Kehadiran utama Wagner yang kedua adalah di Mali. Di sana, Wagner mendukung pemerintah militer saat ini dalam mengendalikan negara dan menekan pemberontakan oleh militan Islam. Menurut profesor ilmu politik Universitas Columbia, Kimberly Marten, Wagner juga bekerja sama dengan salah satu dari dua faksi militer dalam perang saudara Sudan, pasukan paramiliter yang dikenal sebagai Pasukan Dukungan Cepat (RSF) yang dipimpin oleh Jenderal Mohammed “Hemedti” Hamdan Daglo.
Warga Mali memberikan tepuk tangan kepada Wagner atas perjuangannya melawan pemberontak Islamis ekstremis. Foto: Getty
Selain itu, Wagner juga memiliki peran penting di Libya timur, bekerja sama dengan panglima perang di wilayah tersebut, Khalifa Haftar, untuk memastikan sistem pertahanan udaranya beroperasi secara efektif, sehingga melindungi sumber daya minyak dan gas yang dikendalikan Haftar.
Apakah ular itu kehilangan kepalanya, ataukah menumbuhkan kepala baru?
Namun menyusul laporan bahwa pemimpin Wagner, Yevgeny Prigozhin, mungkin telah meninggal dalam kecelakaan pesawat di Rusia, banyak yang kini bertanya-tanya apakah dukungan militer dari perusahaan militer swasta di Afrika ini akan tetap tidak berubah.
Menurut Ryan Cummings, Direktur Penilaian Risiko di Center for Strategic and International Studies (CSIS), tampaknya aktivitas Wagner di Afrika akan "berlanjut seperti yang telah terjadi selama beberapa bulan terakhir atau bahkan beberapa tahun terakhir dalam keadaan tertentu."
Cummings mengatakan masa depan kelompok tentara bayaran di Afrika tetap utuh, meskipun Prizgozhin tidak lagi terlibat atau memimpin pasukan tersebut. "Jika Anda melihat struktur Grup Wagner di negara-negara seperti Republik Afrika Tengah, Mali, Sudan, dan Libya, tidak ada indikasi langsung bahwa mereka akan menghentikan operasi atau bahkan mengalami gangguan yang signifikan."

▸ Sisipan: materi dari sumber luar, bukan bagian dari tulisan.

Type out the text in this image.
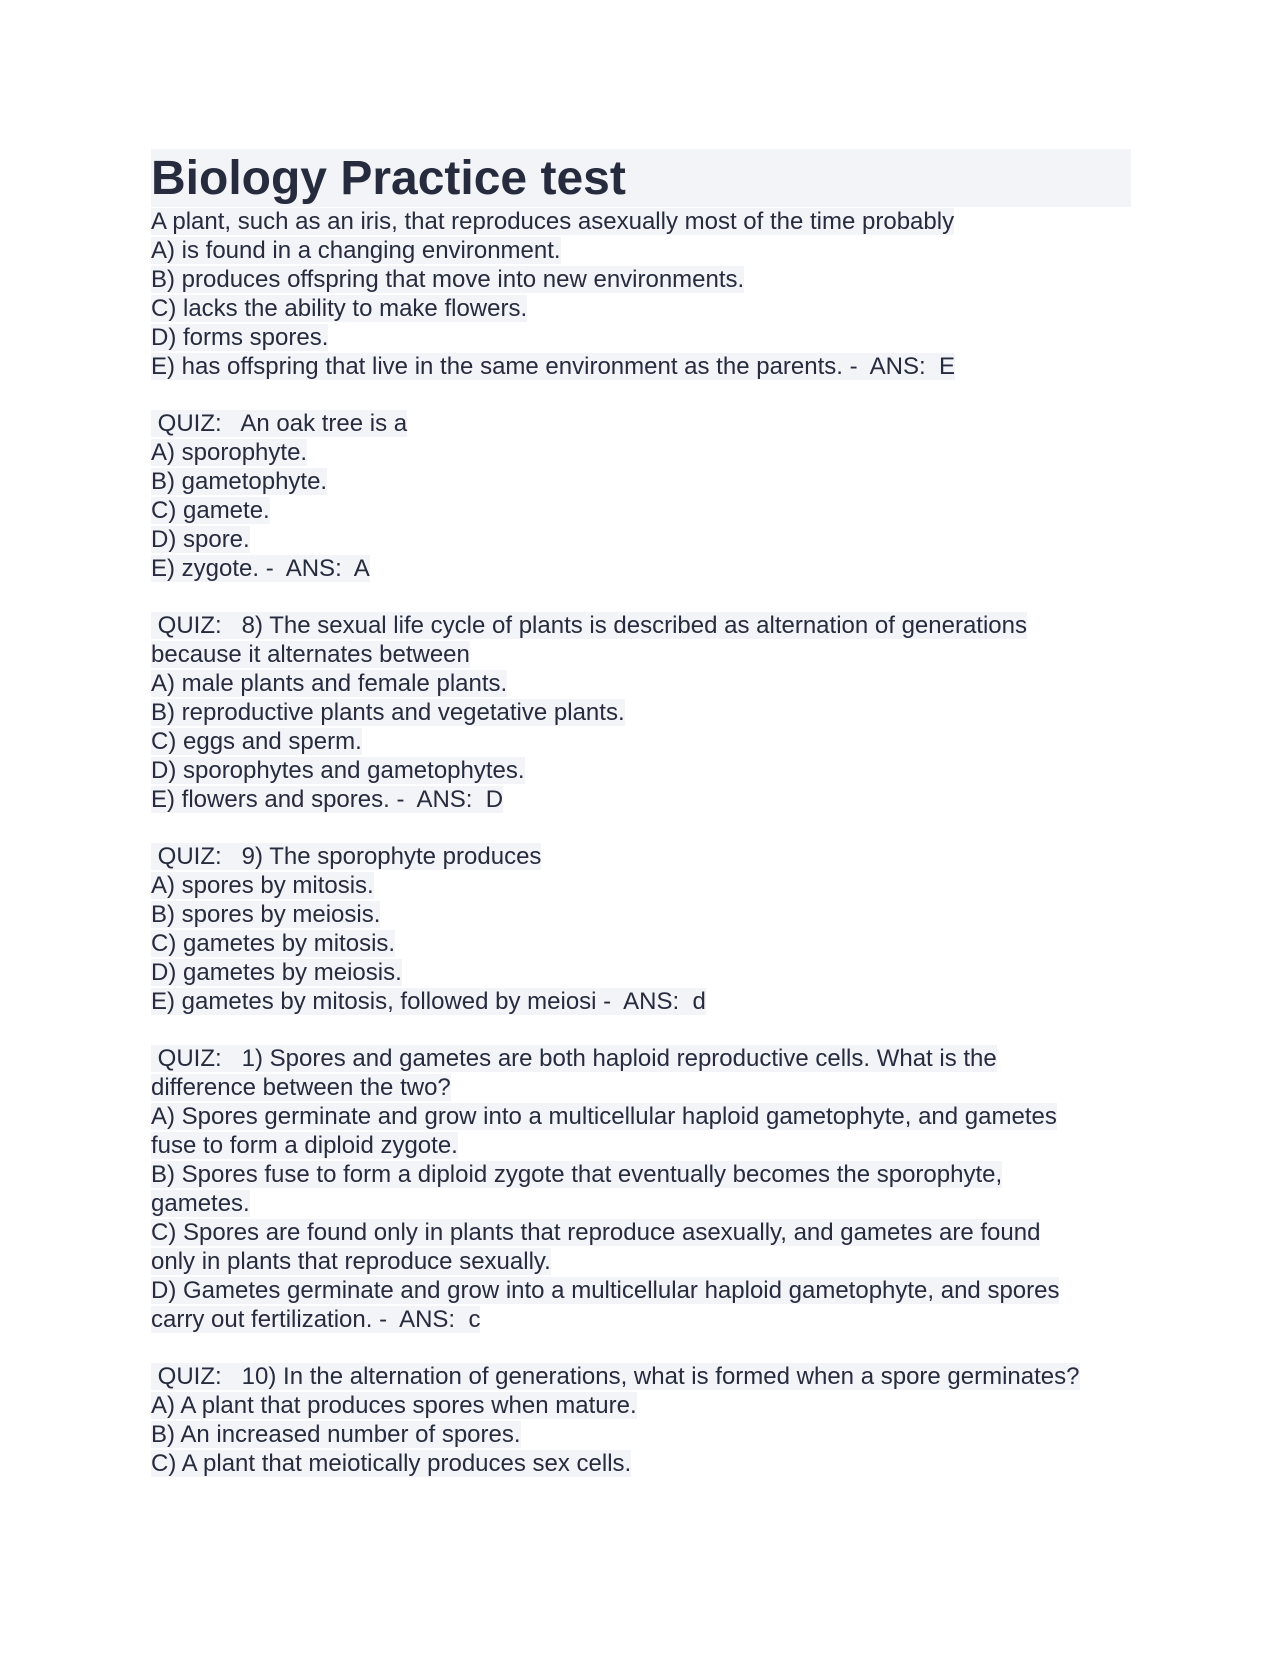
Biology Practice test
A plant, such as an iris, that reproduces asexually most of the time probably
A) is found in a changing environment.
B) produces offspring that move into new environments.
C) lacks the ability to make flowers.
D) forms spores.
E) has offspring that live in the same environment as the parents. -  ANS:  E
QUIZ:   An oak tree is a
A) sporophyte.
B) gametophyte.
C) gamete.
D) spore.
E) zygote. -  ANS:  A
QUIZ:   8) The sexual life cycle of plants is described as alternation of generations
because it alternates between
A) male plants and female plants.
B) reproductive plants and vegetative plants.
C) eggs and sperm.
D) sporophytes and gametophytes.
E) flowers and spores. -  ANS:  D
QUIZ:   9) The sporophyte produces
A) spores by mitosis.
B) spores by meiosis.
C) gametes by mitosis.
D) gametes by meiosis.
E) gametes by mitosis, followed by meiosi -  ANS:  d
QUIZ:   1) Spores and gametes are both haploid reproductive cells. What is the
difference between the two?
A) Spores germinate and grow into a multicellular haploid gametophyte, and gametes
fuse to form a diploid zygote.
B) Spores fuse to form a diploid zygote that eventually becomes the sporophyte,
gametes.
C) Spores are found only in plants that reproduce asexually, and gametes are found
only in plants that reproduce sexually.
D) Gametes germinate and grow into a multicellular haploid gametophyte, and spores
carry out fertilization. -  ANS:  c
QUIZ:   10) In the alternation of generations, what is formed when a spore germinates?
A) A plant that produces spores when mature.
B) An increased number of spores.
C) A plant that meiotically produces sex cells.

Sebuah monumen telah didirikan di Bangui, ibu kota Republik Afrika Tengah, untuk menghormati kontribusi pasukan keamanan swasta Wagner. Foto: AFP
Dalam wawancara eksklusif dengan DW, Fidele Gouandjika, penasihat Presiden Republik Afrika Tengah (CAR) Faustin-Archange Touadera, mengatakan bahwa hubungan antara negaranya dan pasukan paramiliter (dari Wagner) akan tetap tidak berubah. Gouandjika menyatakan, “Kami memiliki perjanjian pertahanan dan pasukan paramiliter yang bekerja sama dengan kami akan melanjutkan pekerjaan mereka seperti sebelumnya. Mereka akan mencari pemimpin yang berbeda.”
Sementara itu, di Mali, terdapat lebih banyak lagi keterikatan finansial antara pemerintah militer dan Wagner beserta anak perusahaannya. Pada akhir tahun 2021, Pusat Studi Strategis dan Internasional (CSIS) mengidentifikasi sebuah pangkalan militer baru yang sedang dibangun di Mali. Saksi mata di lokasi tersebut kemudian mengkonfirmasi bahwa pangkalan tersebut milik Grup Wagner.
Laporan intelijen Barat menunjukkan bahwa Mali – salah satu negara termiskin di dunia – menghabiskan $10 juta per bulan, atau lebih dari €100 juta per tahun, untuk tentara bayaran Wagner. Wagner juga memiliki saham signifikan di sektor minyak Mali, yang secara efektif mengendalikan harga ekspor minyak negara tersebut.
Oleh karena itu, menurut sejarawan Irina Filatova, profesor emeritus dan peneliti senior di Universitas KwaZulu-Natal di Afrika Selatan, setiap cabang Wagner di Afrika dapat memposisikan diri secara independen dalam potensi masa depan pasca-Prigozhin.
Oleh karena itu, dapat disimpulkan bahwa kepentingan dan hubungan antara Wagner dan para mitranya di Afrika tidak akan berubah, meskipun Yevgeny Prigozhin sudah tidak ada lagi.